Cina: crescita PIL 2011 pari a 9% ma consumi rallenteranno

(Il Sole 24 Ore Radiocor) - Pechino, 18 ott - Sara' supercrescita anche nel 2011 ma su linee opposte a quelle auspicate dai maggiori economisti. Queste almeno le previsioni di uno dei maggiori istituti di ricerca economica cinesi, il Development Research Institute secondo cui il PIL aumentera' del 9% ma a trainare l'attivita' saranno soprattutto export e investimenti. L'attuale tasso di crescita dei consumi interni dovrebbe invece diminuire. Le Autorita' cinesi invece hanno ripetutamente dichiarato che uno degli obiettivi del Paese e' di diminuire la dipendenza dell'economia del Paese dalla domanda esterna (con conseguenti difficolta' sul piano valutario e speculativo), puntando invece sullo sviluppo dei consumi degli strati meno abbienti della popolazione e di porre ordine all'attuale proliferare di nuovi investimenti che rischiano di perpetuare l'eccesso di capacita' produttiva che caratterizza molti settori.
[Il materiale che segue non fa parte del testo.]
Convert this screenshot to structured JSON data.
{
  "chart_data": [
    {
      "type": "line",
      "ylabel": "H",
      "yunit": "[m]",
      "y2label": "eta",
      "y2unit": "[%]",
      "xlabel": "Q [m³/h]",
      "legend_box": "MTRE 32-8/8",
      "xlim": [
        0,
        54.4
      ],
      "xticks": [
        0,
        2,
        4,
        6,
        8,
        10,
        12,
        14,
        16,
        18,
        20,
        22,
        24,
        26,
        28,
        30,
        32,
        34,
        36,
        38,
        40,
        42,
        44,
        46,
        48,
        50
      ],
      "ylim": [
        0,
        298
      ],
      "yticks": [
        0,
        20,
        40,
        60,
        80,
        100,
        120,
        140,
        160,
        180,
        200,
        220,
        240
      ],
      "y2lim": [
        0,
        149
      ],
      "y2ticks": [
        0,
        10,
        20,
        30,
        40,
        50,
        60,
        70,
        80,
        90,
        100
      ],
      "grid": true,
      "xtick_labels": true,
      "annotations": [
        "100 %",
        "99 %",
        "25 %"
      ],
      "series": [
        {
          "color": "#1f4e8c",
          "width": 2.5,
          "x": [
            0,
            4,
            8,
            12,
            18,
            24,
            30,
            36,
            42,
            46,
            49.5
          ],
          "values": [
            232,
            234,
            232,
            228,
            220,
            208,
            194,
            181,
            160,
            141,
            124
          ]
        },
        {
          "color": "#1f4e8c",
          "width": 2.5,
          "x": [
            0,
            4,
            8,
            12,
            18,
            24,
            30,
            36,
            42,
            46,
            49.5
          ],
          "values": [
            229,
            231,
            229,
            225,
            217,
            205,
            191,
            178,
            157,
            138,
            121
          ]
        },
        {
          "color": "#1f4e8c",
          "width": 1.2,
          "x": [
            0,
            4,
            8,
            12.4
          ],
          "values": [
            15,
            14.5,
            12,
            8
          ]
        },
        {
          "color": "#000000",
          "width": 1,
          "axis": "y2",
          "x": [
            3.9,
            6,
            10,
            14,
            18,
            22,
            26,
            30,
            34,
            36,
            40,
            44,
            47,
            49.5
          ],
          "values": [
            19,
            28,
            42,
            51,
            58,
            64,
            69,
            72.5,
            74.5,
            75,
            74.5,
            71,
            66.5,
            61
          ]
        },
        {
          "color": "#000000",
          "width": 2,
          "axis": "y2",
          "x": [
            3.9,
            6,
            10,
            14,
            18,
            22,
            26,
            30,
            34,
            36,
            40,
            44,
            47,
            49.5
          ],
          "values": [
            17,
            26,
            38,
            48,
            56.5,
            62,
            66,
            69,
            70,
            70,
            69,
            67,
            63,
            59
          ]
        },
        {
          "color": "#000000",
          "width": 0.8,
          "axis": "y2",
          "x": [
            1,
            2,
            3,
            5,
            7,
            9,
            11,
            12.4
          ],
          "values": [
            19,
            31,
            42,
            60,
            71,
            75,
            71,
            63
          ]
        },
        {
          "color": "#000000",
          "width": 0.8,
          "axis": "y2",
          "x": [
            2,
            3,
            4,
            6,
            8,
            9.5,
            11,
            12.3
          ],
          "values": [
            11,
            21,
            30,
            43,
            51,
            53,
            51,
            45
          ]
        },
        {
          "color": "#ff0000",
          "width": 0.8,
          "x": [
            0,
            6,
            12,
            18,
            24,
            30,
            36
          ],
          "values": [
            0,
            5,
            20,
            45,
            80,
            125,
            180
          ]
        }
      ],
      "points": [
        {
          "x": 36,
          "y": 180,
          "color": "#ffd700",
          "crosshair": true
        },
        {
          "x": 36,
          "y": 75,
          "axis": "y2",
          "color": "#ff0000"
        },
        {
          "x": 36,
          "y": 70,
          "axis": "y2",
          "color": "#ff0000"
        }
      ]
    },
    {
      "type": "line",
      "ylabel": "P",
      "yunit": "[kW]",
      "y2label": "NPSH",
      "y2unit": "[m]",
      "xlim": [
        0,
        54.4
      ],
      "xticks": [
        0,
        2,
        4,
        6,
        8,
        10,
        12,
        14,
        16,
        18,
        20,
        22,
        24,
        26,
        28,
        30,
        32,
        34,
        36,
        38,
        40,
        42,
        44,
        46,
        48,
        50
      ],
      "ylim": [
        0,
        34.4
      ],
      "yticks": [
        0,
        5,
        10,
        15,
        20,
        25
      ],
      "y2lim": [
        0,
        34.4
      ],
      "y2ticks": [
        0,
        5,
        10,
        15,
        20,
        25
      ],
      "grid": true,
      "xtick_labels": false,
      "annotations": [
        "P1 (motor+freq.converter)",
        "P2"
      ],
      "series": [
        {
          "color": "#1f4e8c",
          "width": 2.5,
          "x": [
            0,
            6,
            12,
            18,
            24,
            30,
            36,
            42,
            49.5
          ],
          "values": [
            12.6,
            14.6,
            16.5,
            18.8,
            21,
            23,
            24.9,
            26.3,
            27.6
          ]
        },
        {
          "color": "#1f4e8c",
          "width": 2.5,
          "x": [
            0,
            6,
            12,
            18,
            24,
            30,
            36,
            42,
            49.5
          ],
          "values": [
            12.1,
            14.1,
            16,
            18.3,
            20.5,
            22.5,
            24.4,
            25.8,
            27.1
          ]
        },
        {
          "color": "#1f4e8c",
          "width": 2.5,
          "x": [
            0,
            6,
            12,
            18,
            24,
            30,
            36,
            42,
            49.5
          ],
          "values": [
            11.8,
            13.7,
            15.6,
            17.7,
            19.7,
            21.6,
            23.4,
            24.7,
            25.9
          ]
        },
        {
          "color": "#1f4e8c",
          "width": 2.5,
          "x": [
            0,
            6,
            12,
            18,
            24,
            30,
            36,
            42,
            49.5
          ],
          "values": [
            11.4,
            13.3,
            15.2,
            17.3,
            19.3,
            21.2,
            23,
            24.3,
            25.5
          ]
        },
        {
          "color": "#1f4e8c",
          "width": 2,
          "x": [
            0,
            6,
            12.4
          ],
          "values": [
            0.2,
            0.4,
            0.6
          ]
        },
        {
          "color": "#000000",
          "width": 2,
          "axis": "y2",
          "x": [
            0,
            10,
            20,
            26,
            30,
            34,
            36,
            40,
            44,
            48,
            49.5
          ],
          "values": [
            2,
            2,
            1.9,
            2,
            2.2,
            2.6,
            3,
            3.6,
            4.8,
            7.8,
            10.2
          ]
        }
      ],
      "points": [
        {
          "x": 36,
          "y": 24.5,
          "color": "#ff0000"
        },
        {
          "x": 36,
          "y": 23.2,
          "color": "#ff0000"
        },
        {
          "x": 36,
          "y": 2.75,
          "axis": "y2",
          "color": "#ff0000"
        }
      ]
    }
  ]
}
L'Istituto prevede anche che negli anni successivi la crescita del PIL si assestera' su livelli piu' bassi di quelli attuali. Sara' attorno al 7 per cento. Il quadro tracciato prevede un impatto negativo sull'attuale 'supercompetitivita'' delle aziende cinesi derivante dall'aumento del costo del lavoro, delle materie prime e degli immobili e dalle pressioni al rialzo sullo yuan.